Thousands of people have been walking out to the caves, as we learned from our friends at Minnesota Public Radio last month. And today, MPR is featuring images of mammoth icicles and frosted rock formations, in photos taken Tuesday.
The sea caves are part of the Apostle Islands National Lakeshore in Bayfield, Wis., an area close to Minnesota. Neil Howk, the assistant chief of interpretation at the park, told MPR last month that they represent a "spectacular" part of the area's geological history.
"The sea caves have been forming over the last 10,000 years or so, since the last great continental ice sheet melted," Howk said. "We get thousands of people coming here — usually in the summertime, to go out and look at the caves by kayak and by boat.

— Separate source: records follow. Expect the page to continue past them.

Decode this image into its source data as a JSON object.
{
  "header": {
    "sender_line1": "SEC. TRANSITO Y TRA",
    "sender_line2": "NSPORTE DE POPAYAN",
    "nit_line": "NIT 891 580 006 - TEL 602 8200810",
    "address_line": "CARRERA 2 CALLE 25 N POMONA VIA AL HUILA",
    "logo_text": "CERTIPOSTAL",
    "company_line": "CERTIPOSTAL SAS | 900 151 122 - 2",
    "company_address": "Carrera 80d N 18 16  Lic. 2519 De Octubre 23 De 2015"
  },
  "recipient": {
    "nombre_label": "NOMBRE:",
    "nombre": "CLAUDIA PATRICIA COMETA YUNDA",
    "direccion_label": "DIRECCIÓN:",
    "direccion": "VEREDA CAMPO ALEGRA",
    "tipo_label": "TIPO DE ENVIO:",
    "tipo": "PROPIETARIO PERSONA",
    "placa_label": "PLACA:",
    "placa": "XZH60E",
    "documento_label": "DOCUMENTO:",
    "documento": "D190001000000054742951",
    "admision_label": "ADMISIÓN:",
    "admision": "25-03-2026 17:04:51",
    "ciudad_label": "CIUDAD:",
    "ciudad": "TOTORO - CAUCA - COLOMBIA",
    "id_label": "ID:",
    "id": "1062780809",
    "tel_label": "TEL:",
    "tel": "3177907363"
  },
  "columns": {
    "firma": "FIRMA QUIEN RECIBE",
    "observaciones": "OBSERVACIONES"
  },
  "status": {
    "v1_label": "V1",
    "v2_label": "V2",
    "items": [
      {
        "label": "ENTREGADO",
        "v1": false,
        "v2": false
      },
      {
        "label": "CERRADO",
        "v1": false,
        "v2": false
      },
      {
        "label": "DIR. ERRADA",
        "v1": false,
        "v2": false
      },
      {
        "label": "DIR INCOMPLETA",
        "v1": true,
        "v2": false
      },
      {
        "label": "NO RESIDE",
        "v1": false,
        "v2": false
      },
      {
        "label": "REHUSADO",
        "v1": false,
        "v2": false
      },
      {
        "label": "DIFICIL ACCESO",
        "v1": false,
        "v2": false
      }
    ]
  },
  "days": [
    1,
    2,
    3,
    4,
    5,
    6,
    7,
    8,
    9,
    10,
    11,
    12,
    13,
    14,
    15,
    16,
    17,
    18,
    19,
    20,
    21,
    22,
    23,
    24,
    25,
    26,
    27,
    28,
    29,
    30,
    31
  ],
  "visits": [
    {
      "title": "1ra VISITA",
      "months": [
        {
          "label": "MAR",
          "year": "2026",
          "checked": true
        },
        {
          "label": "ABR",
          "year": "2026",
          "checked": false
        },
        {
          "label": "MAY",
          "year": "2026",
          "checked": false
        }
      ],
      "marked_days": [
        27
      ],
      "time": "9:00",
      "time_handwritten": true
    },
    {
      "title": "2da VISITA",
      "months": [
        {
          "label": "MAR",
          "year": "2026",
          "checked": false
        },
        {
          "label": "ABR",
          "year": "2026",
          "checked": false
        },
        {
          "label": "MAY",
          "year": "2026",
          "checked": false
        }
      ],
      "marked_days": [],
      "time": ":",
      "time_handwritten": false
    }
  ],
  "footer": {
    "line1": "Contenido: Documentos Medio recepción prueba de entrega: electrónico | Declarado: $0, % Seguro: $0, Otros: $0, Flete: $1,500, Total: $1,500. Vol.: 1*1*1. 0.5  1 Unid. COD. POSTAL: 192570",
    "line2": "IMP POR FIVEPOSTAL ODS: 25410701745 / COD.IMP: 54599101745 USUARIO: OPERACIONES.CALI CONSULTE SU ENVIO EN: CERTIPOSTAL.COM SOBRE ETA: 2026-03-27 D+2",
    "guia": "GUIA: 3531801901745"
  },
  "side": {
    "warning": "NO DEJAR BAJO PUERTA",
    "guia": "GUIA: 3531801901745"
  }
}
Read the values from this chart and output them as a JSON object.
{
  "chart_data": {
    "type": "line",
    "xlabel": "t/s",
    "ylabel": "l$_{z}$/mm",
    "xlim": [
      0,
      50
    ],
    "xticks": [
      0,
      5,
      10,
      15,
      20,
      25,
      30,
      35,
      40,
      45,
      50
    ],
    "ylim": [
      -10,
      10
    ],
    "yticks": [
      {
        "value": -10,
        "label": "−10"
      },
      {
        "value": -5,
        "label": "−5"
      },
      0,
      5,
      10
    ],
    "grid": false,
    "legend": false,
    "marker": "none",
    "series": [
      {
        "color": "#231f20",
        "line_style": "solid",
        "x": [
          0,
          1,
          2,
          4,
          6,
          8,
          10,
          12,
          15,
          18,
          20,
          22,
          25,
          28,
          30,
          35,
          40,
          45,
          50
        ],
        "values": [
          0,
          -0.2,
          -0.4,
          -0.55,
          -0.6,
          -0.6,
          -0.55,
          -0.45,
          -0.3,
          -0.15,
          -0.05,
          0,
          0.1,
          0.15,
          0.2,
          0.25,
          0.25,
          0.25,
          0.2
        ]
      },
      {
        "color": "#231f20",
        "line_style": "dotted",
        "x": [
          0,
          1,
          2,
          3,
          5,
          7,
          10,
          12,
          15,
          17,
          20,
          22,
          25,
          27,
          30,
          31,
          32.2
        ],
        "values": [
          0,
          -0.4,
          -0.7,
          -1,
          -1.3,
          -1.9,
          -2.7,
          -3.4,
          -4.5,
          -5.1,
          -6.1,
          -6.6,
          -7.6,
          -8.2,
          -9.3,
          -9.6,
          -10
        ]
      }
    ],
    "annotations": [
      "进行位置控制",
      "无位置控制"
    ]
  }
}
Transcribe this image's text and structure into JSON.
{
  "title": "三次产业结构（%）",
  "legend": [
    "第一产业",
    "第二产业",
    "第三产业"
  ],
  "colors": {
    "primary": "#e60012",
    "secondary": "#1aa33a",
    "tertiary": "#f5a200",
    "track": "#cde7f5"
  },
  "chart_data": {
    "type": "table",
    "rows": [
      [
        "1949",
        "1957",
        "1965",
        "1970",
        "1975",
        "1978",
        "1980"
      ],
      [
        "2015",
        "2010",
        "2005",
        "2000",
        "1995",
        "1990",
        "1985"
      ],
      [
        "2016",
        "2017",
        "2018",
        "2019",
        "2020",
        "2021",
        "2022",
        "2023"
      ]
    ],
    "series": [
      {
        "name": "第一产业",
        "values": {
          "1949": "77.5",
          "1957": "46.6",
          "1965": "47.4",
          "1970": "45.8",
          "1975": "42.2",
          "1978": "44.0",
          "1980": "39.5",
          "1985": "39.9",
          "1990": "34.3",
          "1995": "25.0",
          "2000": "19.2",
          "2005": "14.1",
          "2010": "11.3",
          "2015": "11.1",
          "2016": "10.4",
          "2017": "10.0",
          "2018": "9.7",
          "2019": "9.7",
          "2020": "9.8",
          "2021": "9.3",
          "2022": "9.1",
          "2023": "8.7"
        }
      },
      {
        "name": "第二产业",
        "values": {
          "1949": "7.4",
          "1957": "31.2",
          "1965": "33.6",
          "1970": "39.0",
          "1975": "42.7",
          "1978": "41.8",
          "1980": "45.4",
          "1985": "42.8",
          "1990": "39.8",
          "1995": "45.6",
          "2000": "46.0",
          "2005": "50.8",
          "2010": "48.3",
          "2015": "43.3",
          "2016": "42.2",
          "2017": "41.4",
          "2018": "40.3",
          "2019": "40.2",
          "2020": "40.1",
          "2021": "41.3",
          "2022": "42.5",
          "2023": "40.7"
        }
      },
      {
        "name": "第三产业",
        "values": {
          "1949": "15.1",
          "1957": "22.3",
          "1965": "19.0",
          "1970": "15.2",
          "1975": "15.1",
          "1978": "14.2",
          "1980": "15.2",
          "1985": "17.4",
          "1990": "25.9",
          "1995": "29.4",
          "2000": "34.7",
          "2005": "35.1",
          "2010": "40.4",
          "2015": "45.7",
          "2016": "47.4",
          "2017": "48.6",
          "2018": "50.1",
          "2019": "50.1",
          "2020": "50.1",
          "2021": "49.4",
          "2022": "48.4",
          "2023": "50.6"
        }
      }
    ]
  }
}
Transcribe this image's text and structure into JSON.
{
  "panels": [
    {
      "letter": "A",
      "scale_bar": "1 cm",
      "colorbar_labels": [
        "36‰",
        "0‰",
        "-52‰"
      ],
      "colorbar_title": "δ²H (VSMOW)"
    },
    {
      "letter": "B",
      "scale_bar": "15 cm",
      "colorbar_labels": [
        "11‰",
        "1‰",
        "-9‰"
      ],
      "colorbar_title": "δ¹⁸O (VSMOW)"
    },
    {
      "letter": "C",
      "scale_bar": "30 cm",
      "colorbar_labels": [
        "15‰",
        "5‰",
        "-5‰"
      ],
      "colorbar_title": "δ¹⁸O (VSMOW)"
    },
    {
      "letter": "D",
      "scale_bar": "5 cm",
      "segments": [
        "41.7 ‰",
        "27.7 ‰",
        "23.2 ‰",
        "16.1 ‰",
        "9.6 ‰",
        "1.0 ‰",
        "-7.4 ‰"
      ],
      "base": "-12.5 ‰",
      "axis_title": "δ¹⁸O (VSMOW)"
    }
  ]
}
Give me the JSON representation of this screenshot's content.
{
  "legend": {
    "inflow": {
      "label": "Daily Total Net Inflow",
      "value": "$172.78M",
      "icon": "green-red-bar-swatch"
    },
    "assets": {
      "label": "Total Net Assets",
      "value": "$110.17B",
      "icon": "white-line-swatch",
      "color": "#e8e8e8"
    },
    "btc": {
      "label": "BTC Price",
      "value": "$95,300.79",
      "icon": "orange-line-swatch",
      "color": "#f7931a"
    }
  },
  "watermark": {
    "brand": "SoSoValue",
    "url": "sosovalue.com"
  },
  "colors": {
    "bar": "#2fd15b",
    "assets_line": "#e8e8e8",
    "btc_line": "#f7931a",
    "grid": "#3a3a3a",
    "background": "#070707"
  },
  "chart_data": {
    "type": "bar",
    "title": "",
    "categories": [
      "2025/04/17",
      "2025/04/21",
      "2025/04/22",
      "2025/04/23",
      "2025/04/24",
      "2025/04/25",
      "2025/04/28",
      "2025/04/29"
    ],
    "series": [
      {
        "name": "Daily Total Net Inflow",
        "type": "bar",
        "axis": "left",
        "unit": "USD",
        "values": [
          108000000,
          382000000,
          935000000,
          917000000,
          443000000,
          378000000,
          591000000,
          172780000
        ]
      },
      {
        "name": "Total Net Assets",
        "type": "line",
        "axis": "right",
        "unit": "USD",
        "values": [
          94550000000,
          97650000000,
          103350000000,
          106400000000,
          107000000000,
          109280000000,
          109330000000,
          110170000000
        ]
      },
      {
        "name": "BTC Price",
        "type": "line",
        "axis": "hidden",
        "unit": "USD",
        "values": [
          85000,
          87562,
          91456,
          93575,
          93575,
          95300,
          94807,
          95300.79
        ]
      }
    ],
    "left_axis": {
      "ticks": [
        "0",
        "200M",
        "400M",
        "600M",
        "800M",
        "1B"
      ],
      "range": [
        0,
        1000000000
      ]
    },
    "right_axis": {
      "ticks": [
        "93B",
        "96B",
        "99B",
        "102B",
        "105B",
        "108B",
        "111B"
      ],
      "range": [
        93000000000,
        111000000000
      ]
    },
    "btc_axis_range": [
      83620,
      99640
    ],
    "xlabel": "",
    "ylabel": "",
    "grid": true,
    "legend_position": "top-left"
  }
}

"But right now, that beautiful layer-cake geology of sandstone is all covered up with this incredible frosting of ice. And it makes them almost otherworldly."
Howk told MPR News Morning Edition host Cathy Wurzer that the Apostle Islands had averaged nearly 1,000 visitors a day in the first 10 days the caves were open.
It's a scenic — and bitingly cold — winter along the Great Lakes. As Mark reported last week, the frigid conditions created a photo op at Lake Michigan, where a satellite image captured a striking view of the partially frozen lake.